Home Prices Rose at the Fastest Pace Since the Summer of 2014 According to S&P: The S&P Case-Shiller Home Price Index showed home prices within some of the largest U.S. metro areas rose 0.52% in September which lifted the YoY rate to 6.19%, the fastest pace since July 2014. More broadly, prices rose by a slightly smaller 6.15% nationally in September compared to the August pace of 5.95%. In the FHFA’s home price report, prices were up 6.4% from September of last year, a slower pace than was seen over the previous seven months. Nonetheless, the trend continues to show steadily increasing home valuations over the last several years. While actual housing activity has been mixed over the last 12 months and affordability continues to be the primary concern for the industry, the continued price appreciation did not appear to significantly impact sales over the last couple of months. Both existing and new home sales were better than expected in September and October.

 

Fed Chair Nominee Jay Powell’s Confirmation Hearing No Fireworks Show: The tone of Fed Governor Jay Powell’s remarks during his confirmation hearing before the Senate Banking Committee were consistent with the content of his opening remarks released on Monday. Powell said he sees no signs of the economy overheating and expects growth of 2.5% for the full year of 2017 and something close to that in 2018. However, with labor force growth slowing he commented that it’s important for policymakers to focus on boosting the longer-run growth rate. On current status of the Fed’s progress in achieving its mandate, he said certain indicators are signaling that the economy is at or near full employment but wage growth could be indicating that there is potentially additional slack to be absorbed. Powell stressed that achieving the 2%-inflation goal is important for the Fed’s credibility and that if the Fed determines the trends rate for inflation is lower, it could adjust and hike more slowly. However, he said the Fed has been patient with removing accommodation but it should continue gradually normalizing rates, adding that the case for a December hike is coming together.

 

Consumer Confidence Unexpectedly Hits New 17-Year High: Consumer confidence rose unexpectedly in November according to the latest report from the Conference Board, with the headline index hitting its highest level in 17 years (since November 2000). The unexpected bounce was driven by gains in consumers’ assessments of both the current conditions (best since 2001) and future expectations (best since 2000); the expectations index saw the biggest improvement. General business conditions were seen as improved and the labor market continued to be a major driving force behind the optimism. Consumers had a better outlook on employment opportunities with the difference between those who believe jobs are plentiful and those who see jobs as hard to get reaching 20.2%, a new high for the cycle.

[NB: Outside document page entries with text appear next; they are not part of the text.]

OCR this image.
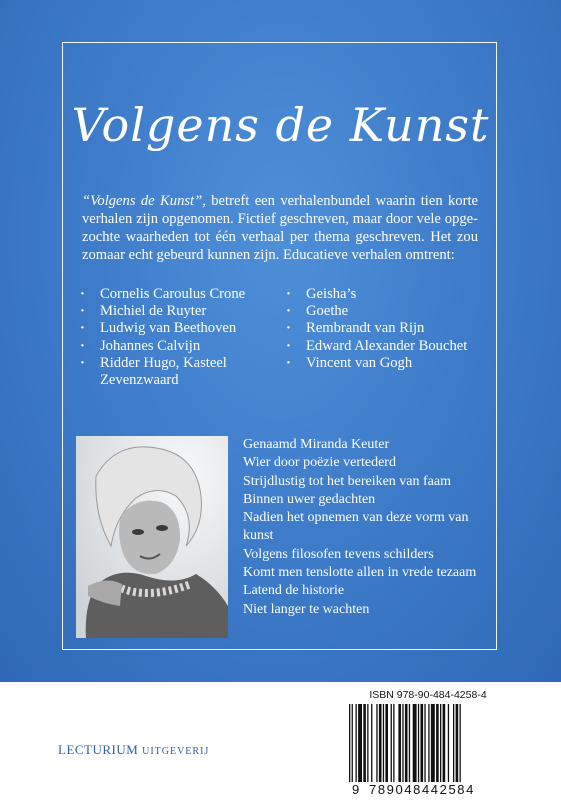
Volgens de Kunst

“Volgens de Kunst”, betreft een verhalenbundel waarin tien korte verhalen zijn opgenomen. Fictief geschreven, maar door vele opge-zochte waarheden tot één verhaal per thema geschreven. Het zou zomaar echt gebeurd kunnen zijn. Educatieve verhalen omtrent:

· Cornelis Caroulus Crone
· Michiel de Ruyter
· Ludwig van Beethoven
· Johannes Calvijn
· Ridder Hugo, Kasteel Zevenzwaard
· Geisha’s
· Goethe
· Rembrandt van Rijn
· Edward Alexander Bouchet
· Vincent van Gogh
Genaamd Miranda Keuter
Wier door poëzie vertederd
Strijdlustig tot het bereiken van faam
Binnen uwer gedachten
Nadien het opnemen van deze vorm van
kunst
Volgens filosofen tevens schilders
Komt men tenslotte allen in vrede tezaam
Latend de historie
Niet langer te wachten
LECTURIUM UITGEVERIJ
ISBN 978-90-484-4258-4
9 789048442584
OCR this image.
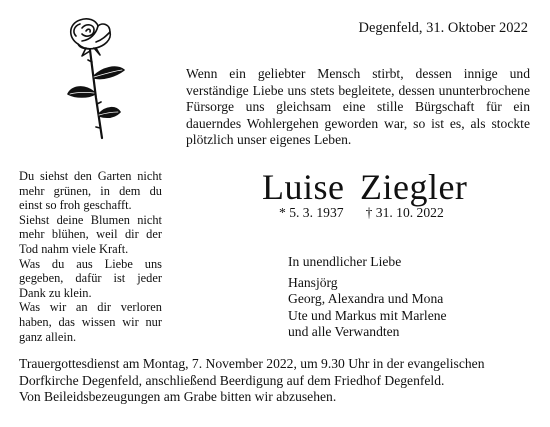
Degenfeld, 31. Oktober 2022
Wenn ein geliebter Mensch stirbt, dessen innige und verständige Liebe uns stets begleitete, dessen ununterbrochene Fürsorge uns gleichsam eine stille Bürgschaft für ein dauerndes Wohlergehen geworden war, so ist es, als stockte plötzlich unser eigenes Leben.

Du siehst den Garten nicht mehr grünen, in dem du einst so froh geschafft.

Siehst deine Blumen nicht mehr blühen, weil dir der Tod nahm viele Kraft.

Was du aus Liebe uns gegeben, dafür ist jeder Dank zu klein.

Was wir an dir verloren haben, das wissen wir nur ganz allein.

Luise Ziegler
* 5. 3. 1937 † 31. 10. 2022
In unendlicher Liebe
Hansjörg
Georg, Alexandra und Mona
Ute und Markus mit Marlene
und alle Verwandten
Trauergottesdienst am Montag, 7. November 2022, um 9.30 Uhr in der evangelischen
Dorfkirche Degenfeld, anschließend Beerdigung auf dem Friedhof Degenfeld.
Von Beileidsbezeugungen am Grabe bitten wir abzusehen.
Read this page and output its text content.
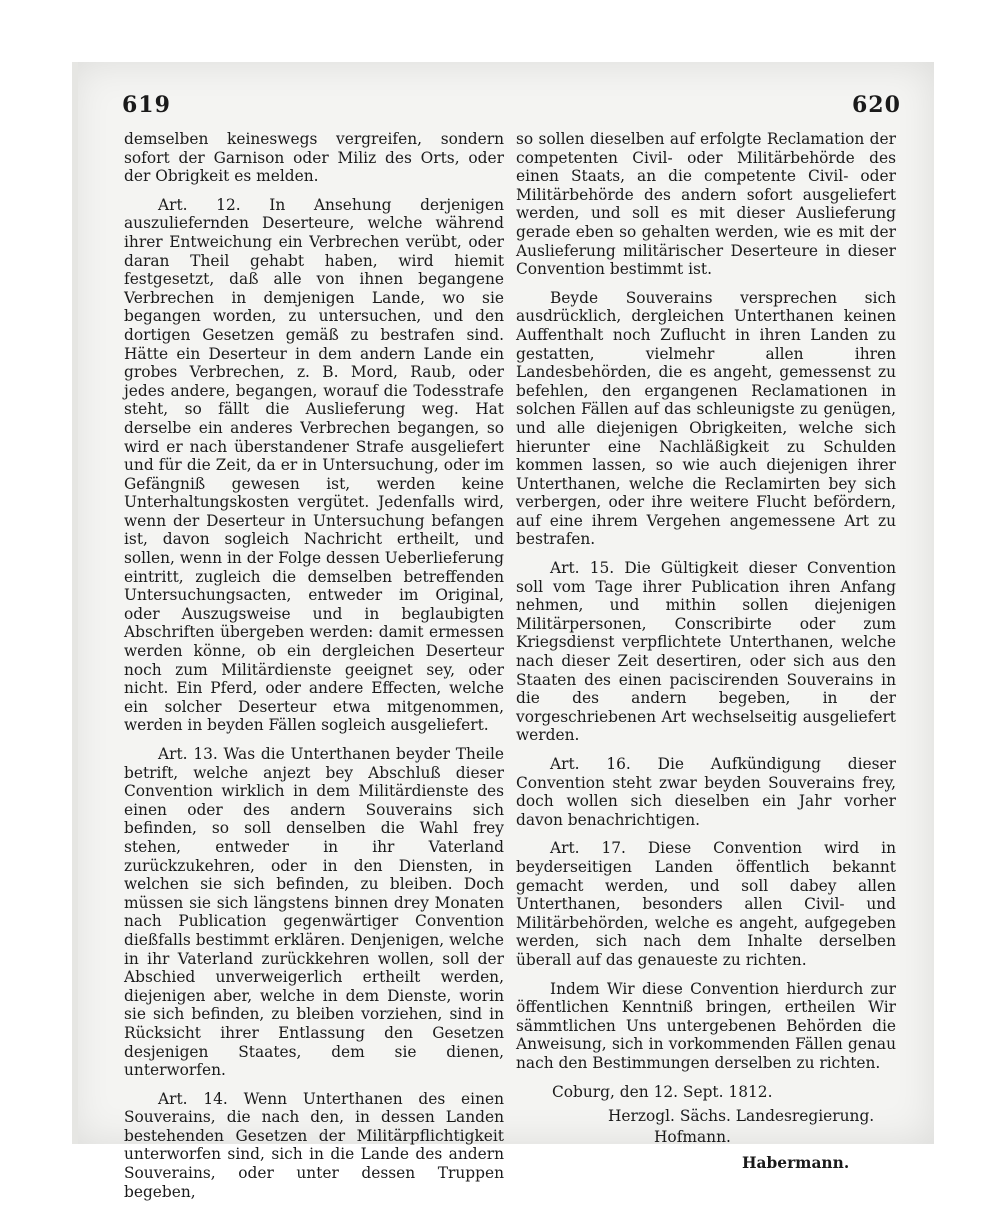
619	620

demselben keineswegs vergreifen, sondern sofort der Garnison oder Miliz des Orts, oder der Obrigkeit es melden.

Art. 12. In Ansehung derjenigen auszuliefernden Deserteure, welche während ihrer Entweichung ein Verbrechen verübt, oder daran Theil gehabt haben, wird hiemit festgesetzt, daß alle von ihnen begangene Verbrechen in demjenigen Lande, wo sie begangen worden, zu untersuchen, und den dortigen Gesetzen gemäß zu bestrafen sind. Hätte ein Deserteur in dem andern Lande ein grobes Verbrechen, z. B. Mord, Raub, oder jedes andere, begangen, worauf die Todesstrafe steht, so fällt die Auslieferung weg. Hat derselbe ein anderes Verbrechen begangen, so wird er nach überstandener Strafe ausgeliefert und für die Zeit, da er in Untersuchung, oder im Gefängniß gewesen ist, werden keine Unterhaltungskosten vergütet. Jedenfalls wird, wenn der Deserteur in Untersuchung befangen ist, davon sogleich Nachricht ertheilt, und sollen, wenn in der Folge dessen Ueberlieferung eintritt, zugleich die demselben betreffenden Untersuchungsacten, entweder im Original, oder Auszugsweise und in beglaubigten Abschriften übergeben werden: damit ermessen werden könne, ob ein dergleichen Deserteur noch zum Militärdienste geeignet sey, oder nicht. Ein Pferd, oder andere Effecten, welche ein solcher Deserteur etwa mitgenommen, werden in beyden Fällen sogleich ausgeliefert.

Art. 13. Was die Unterthanen beyder Theile betrift, welche anjezt bey Abschluß dieser Convention wirklich in dem Militärdienste des einen oder des andern Souverains sich befinden, so soll denselben die Wahl frey stehen, entweder in ihr Vaterland zurückzukehren, oder in den Diensten, in welchen sie sich befinden, zu bleiben. Doch müssen sie sich längstens binnen drey Monaten nach Publication gegenwärtiger Convention dießfalls bestimmt erklären. Denjenigen, welche in ihr Vaterland zurückkehren wollen, soll der Abschied unverweigerlich ertheilt werden, diejenigen aber, welche in dem Dienste, worin sie sich befinden, zu bleiben vorziehen, sind in Rücksicht ihrer Entlassung den Gesetzen desjenigen Staates, dem sie dienen, unterworfen.

Art. 14. Wenn Unterthanen des einen Souverains, die nach den, in dessen Landen bestehenden Gesetzen der Militärpflichtigkeit unterworfen sind, sich in die Lande des andern Souverains, oder unter dessen Truppen begeben,

so sollen dieselben auf erfolgte Reclamation der competenten Civil- oder Militärbehörde des einen Staats, an die competente Civil- oder Militärbehörde des andern sofort ausgeliefert werden, und soll es mit dieser Auslieferung gerade eben so gehalten werden, wie es mit der Auslieferung militärischer Deserteure in dieser Convention bestimmt ist.

Beyde Souverains versprechen sich ausdrücklich, dergleichen Unterthanen keinen Auffenthalt noch Zuflucht in ihren Landen zu gestatten, vielmehr allen ihren Landesbehörden, die es angeht, gemessenst zu befehlen, den ergangenen Reclamationen in solchen Fällen auf das schleunigste zu genügen, und alle diejenigen Obrigkeiten, welche sich hierunter eine Nachläßigkeit zu Schulden kommen lassen, so wie auch diejenigen ihrer Unterthanen, welche die Reclamirten bey sich verbergen, oder ihre weitere Flucht befördern, auf eine ihrem Vergehen angemessene Art zu bestrafen.

Art. 15. Die Gültigkeit dieser Convention soll vom Tage ihrer Publication ihren Anfang nehmen, und mithin sollen diejenigen Militärpersonen, Conscribirte oder zum Kriegsdienst verpflichtete Unterthanen, welche nach dieser Zeit desertiren, oder sich aus den Staaten des einen paciscirenden Souverains in die des andern begeben, in der vorgeschriebenen Art wechselseitig ausgeliefert werden.

Art. 16. Die Aufkündigung dieser Convention steht zwar beyden Souverains frey, doch wollen sich dieselben ein Jahr vorher davon benachrichtigen.

Art. 17. Diese Convention wird in beyderseitigen Landen öffentlich bekannt gemacht werden, und soll dabey allen Unterthanen, besonders allen Civil- und Militärbehörden, welche es angeht, aufgegeben werden, sich nach dem Inhalte derselben überall auf das genaueste zu richten.

Indem Wir diese Convention hierdurch zur öffentlichen Kenntniß bringen, ertheilen Wir sämmtlichen Uns untergebenen Behörden die Anweisung, sich in vorkommenden Fällen genau nach den Bestimmungen derselben zu richten.

Coburg, den 12. Sept. 1812.
Herzogl. Sächs. Landesregierung.
Hofmann.
Habermann.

However, a similar comparison of expectations for incomes to increases versus decrease remained within its year-to-date range at one if its best levels of the cycle but eased from the October result. As to indicators of economic activity, fewer reported plans to buy an automobile over the next six months while more expected to buy a home. The responses related to financial indicators reinforced recent trends in the actual data: inflation expectations one year ahead eased to match the lowest level since 2005 and the share of respondents expecting the equity bull market to continue jumped to one of its strongest levels on records back to the late 1980s.